La fin de la troisième canicule de l’année a été marquée par des températures dépassant les 40 degrés, exacerbant ainsi les conséquences du changement climatique. Cette situation, avec son cortège de menaces telles que les incendies et la pénurie d’eau, génère une angoisse croissante au sein de la population française. Ce mal-être, désigné sous le terme d’**éco-anxiété**, pousse de plus en plus de citoyens à consulter des psychologues spécialisés.
EN BREF
- Les psychologues constatent une augmentation des consultations liées à l’éco-anxiété.
- Une étude révèle que 40% des Français sont très inquiets des effets du dérèglement climatique.

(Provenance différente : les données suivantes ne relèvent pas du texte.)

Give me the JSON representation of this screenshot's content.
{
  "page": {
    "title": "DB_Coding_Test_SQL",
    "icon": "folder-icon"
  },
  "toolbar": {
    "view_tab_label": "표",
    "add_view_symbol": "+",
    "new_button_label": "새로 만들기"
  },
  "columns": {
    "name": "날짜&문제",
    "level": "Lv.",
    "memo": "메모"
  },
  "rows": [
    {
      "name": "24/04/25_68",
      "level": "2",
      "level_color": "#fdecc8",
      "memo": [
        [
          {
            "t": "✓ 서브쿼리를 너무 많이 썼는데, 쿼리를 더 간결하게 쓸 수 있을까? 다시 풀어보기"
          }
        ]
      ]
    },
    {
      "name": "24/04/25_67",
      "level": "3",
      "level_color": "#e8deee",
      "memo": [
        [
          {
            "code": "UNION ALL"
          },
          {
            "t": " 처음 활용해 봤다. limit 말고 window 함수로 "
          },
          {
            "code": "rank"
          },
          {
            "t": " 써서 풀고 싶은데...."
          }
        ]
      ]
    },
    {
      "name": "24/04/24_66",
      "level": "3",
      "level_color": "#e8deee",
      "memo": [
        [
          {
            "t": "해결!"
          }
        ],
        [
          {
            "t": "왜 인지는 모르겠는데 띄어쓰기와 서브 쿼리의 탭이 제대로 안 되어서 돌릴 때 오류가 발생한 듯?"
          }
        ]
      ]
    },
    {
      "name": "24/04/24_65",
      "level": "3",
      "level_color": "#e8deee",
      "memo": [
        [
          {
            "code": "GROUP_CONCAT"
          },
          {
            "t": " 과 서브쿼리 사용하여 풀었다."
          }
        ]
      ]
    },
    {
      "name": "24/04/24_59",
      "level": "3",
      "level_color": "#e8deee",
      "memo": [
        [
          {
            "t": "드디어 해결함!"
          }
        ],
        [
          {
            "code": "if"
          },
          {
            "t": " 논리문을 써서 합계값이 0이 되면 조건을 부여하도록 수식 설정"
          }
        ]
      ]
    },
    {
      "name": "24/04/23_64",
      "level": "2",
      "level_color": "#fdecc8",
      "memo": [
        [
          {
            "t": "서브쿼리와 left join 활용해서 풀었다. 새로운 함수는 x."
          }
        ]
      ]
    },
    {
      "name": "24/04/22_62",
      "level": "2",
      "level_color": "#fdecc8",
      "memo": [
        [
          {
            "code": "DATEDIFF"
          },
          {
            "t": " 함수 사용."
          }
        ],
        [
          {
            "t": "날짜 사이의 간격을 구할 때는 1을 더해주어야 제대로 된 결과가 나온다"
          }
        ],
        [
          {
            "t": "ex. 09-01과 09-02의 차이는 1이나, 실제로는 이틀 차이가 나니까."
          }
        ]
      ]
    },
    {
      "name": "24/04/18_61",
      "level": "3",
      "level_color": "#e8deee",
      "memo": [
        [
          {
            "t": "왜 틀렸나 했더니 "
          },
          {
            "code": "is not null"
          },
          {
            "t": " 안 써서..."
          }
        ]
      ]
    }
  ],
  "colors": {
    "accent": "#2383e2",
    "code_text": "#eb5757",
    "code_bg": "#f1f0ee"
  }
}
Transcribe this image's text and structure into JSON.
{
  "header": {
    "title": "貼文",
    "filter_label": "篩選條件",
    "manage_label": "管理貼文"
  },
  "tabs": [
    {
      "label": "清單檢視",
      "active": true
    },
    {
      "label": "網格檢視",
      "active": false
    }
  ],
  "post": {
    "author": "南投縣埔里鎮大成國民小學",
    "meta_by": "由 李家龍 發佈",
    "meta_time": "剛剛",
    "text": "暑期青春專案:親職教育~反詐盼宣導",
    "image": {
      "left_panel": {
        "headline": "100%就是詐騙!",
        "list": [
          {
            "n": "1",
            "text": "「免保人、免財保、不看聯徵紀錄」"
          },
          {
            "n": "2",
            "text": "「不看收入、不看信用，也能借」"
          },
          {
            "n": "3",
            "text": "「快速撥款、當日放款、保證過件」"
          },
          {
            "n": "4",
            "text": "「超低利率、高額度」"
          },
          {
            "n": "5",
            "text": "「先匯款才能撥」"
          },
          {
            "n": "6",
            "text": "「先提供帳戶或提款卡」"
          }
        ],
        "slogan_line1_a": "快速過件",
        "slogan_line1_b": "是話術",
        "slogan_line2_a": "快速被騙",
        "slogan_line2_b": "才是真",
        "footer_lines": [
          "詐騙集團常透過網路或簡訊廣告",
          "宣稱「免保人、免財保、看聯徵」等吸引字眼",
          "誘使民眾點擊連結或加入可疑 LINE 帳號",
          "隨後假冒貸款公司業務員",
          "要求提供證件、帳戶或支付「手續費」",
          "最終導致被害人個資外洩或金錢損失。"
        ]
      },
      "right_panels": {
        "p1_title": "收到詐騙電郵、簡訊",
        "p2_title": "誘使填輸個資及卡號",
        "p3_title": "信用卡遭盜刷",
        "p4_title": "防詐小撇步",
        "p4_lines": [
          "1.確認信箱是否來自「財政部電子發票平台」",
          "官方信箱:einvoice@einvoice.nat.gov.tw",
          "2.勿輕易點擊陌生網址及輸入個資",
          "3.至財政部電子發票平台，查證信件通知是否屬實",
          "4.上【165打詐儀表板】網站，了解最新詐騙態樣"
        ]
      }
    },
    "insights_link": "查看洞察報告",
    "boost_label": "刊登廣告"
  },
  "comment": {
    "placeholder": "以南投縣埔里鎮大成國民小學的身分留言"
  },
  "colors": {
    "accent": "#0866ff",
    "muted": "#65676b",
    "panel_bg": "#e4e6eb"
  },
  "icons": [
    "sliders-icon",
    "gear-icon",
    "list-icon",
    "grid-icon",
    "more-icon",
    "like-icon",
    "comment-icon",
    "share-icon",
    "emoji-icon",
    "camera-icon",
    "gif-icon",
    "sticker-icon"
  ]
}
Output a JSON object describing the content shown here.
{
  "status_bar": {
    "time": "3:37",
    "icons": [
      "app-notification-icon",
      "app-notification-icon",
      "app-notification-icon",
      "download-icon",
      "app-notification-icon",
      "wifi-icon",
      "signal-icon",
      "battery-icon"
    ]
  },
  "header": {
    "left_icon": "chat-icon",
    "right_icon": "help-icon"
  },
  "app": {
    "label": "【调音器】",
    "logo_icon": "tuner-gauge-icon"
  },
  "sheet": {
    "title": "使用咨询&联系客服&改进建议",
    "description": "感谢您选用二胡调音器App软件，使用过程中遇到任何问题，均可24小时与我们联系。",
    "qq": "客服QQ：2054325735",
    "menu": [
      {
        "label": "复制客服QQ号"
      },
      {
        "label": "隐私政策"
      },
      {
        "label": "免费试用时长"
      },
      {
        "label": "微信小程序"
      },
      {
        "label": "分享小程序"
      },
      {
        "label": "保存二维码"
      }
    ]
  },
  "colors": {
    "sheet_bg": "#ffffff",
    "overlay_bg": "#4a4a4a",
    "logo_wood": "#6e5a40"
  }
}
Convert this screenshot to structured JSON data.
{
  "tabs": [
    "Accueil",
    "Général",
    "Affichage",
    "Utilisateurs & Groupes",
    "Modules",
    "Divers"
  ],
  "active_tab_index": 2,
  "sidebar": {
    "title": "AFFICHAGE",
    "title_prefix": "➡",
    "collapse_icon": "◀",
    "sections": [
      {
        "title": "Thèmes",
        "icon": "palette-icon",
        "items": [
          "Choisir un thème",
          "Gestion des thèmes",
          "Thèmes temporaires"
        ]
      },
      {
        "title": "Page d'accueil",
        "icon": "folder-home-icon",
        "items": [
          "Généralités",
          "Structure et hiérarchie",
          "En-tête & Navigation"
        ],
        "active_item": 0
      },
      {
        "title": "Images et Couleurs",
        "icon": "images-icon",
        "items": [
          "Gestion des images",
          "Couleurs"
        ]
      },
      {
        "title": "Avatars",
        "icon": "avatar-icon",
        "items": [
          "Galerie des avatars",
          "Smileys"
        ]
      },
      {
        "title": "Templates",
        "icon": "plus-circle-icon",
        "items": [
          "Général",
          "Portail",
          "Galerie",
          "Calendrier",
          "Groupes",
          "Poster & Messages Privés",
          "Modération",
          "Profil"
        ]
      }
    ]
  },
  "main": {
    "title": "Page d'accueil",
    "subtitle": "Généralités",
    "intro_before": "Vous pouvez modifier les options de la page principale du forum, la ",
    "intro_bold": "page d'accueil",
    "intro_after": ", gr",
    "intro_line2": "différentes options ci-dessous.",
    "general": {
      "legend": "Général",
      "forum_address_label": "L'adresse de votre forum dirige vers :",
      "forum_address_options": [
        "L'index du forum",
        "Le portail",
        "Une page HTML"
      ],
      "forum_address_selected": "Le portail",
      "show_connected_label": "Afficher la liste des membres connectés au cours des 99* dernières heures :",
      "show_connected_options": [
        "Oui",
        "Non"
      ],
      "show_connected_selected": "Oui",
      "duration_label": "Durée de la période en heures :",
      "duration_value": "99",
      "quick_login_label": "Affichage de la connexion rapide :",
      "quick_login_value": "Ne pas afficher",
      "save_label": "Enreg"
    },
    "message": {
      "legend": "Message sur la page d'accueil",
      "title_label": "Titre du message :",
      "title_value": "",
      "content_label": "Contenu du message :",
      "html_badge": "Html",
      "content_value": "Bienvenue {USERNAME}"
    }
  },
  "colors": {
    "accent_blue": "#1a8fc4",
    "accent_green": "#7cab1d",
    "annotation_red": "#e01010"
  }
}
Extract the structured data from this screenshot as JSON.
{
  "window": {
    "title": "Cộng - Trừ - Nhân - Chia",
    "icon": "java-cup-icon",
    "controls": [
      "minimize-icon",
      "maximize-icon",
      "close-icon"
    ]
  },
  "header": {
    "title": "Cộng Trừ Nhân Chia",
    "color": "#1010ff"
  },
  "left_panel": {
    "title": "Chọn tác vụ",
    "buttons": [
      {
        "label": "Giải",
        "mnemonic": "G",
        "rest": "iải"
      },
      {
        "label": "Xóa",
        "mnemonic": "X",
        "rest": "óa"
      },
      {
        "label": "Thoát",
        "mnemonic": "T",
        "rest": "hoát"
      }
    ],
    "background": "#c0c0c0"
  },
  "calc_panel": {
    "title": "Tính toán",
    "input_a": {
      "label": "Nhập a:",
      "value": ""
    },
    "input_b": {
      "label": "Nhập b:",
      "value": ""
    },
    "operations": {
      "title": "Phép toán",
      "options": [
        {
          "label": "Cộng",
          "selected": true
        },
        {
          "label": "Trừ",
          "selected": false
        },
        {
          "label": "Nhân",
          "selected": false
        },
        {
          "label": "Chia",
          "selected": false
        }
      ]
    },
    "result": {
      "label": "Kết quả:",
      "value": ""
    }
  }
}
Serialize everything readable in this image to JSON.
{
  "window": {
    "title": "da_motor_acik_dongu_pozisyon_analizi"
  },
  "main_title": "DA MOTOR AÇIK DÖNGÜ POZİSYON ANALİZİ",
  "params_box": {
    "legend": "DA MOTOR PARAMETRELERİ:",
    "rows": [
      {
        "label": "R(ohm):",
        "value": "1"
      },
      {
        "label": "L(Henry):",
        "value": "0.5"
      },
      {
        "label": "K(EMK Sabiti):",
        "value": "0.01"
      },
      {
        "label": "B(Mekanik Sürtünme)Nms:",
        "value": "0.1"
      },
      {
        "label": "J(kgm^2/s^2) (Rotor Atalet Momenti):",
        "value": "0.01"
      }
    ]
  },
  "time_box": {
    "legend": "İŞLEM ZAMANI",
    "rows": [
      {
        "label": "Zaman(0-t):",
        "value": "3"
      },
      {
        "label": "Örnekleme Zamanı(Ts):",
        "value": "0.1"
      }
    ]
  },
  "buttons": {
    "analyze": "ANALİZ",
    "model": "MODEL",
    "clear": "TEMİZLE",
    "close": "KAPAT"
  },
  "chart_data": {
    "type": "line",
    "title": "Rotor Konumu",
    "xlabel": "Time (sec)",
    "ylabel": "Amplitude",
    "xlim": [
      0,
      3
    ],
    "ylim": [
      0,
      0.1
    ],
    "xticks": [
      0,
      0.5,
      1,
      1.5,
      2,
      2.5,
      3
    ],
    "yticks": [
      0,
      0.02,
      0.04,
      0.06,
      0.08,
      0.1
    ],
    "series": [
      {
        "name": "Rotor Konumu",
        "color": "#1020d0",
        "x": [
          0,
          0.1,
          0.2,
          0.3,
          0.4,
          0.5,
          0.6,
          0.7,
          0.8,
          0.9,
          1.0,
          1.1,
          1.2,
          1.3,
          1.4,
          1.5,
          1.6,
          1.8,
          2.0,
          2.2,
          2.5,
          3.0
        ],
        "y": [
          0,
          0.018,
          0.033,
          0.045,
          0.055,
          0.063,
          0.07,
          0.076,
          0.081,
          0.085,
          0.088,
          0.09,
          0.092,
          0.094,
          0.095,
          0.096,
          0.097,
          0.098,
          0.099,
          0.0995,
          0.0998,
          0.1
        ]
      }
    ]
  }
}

- Des actions concrètes, comme l’adoption de modes de vie plus durables, apportent un certain réconfort aux personnes touchées.
Simon, ingénieur et père de deux enfants, illustre bien ce phénomène. Éprouvant une forte éco-anxiété, il a intensifié ses séances de suivi au cours des deux derniers mois. « Je ne me sens pas prêt à affronter ces 50 degrés et les pénuries d’eau », confie Lucie, 27 ans, résidente de la région parisienne. Pour elle, ce climat de peur est exacerbé par des images troublantes circulant sur les réseaux sociaux, comme celles de la Loire, où des poissons morts flottent à la surface des eaux caniculaires. « Je pense que nous allons faire face à des pertes humaines à cause de ces canicules. Cela va empirer », ajoute-t-elle.
Lucie se rend régulièrement chez une psychologue pour traiter d’angoisses préexistantes, mais trouve également le moyen d’évoquer son inquiétude face au changement climatique. De nombreux psychologues ont observé une augmentation des suivis depuis la canicule de mai dernier. Anne Jacob, membre d’un « Réseau de professionnels de l’Accompagnement Face à l’Urgence Écologique » et praticienne à Nantes, signale que des patients qui n’avaient auparavant aucune conscience écologique ressentent désormais un profond stress lié à des journées perturbées par la chaleur ou à des vacances menacées par des feux de forêt.
Une inquiétude croissante
Manuela Santa-Marina, psychologue clinicienne et psycho-traumatologue, partage ce constat alarmant. Selon une étude de l’Insee parue en mai, 40 % des Français se disent très inquiets des effets du dérèglement climatique. Cette inquiétude est particulièrement accentuée dans les zones urbaines, parmi les personnes les plus diplômées et chez les femmes.
Pour faire face à cette éco-anxiété, certains individus cherchent des moyens d’adaptation au changement climatique. L’entraide et la solidarité collective peuvent également constituer des sources de réconfort. Agir concrètement pour contrer le dérèglement climatique, même à une échelle individuelle, peut offrir un certain apaisement. Par exemple, Lucie trouve une lueur d’espoir dans son travail de cheffe spécialisée dans la cuisine végétarienne. Elle se consacre à créer des plats savoureux qui contribuent à réduire l’empreinte carbone des assiettes de ses clients.
Cette dynamique souligne l’importance de prendre en considération les sentiments d’angoisse liés à l’environnement. Les professionnels de la santé mentale sont de plus en plus sollicités pour accompagner les personnes affectées par ce phénomène. Alors que le changement climatique continue d’impacter nos vies, il devient crucial de trouver des espaces de dialogue et de soutien, tant au niveau individuel que collectif.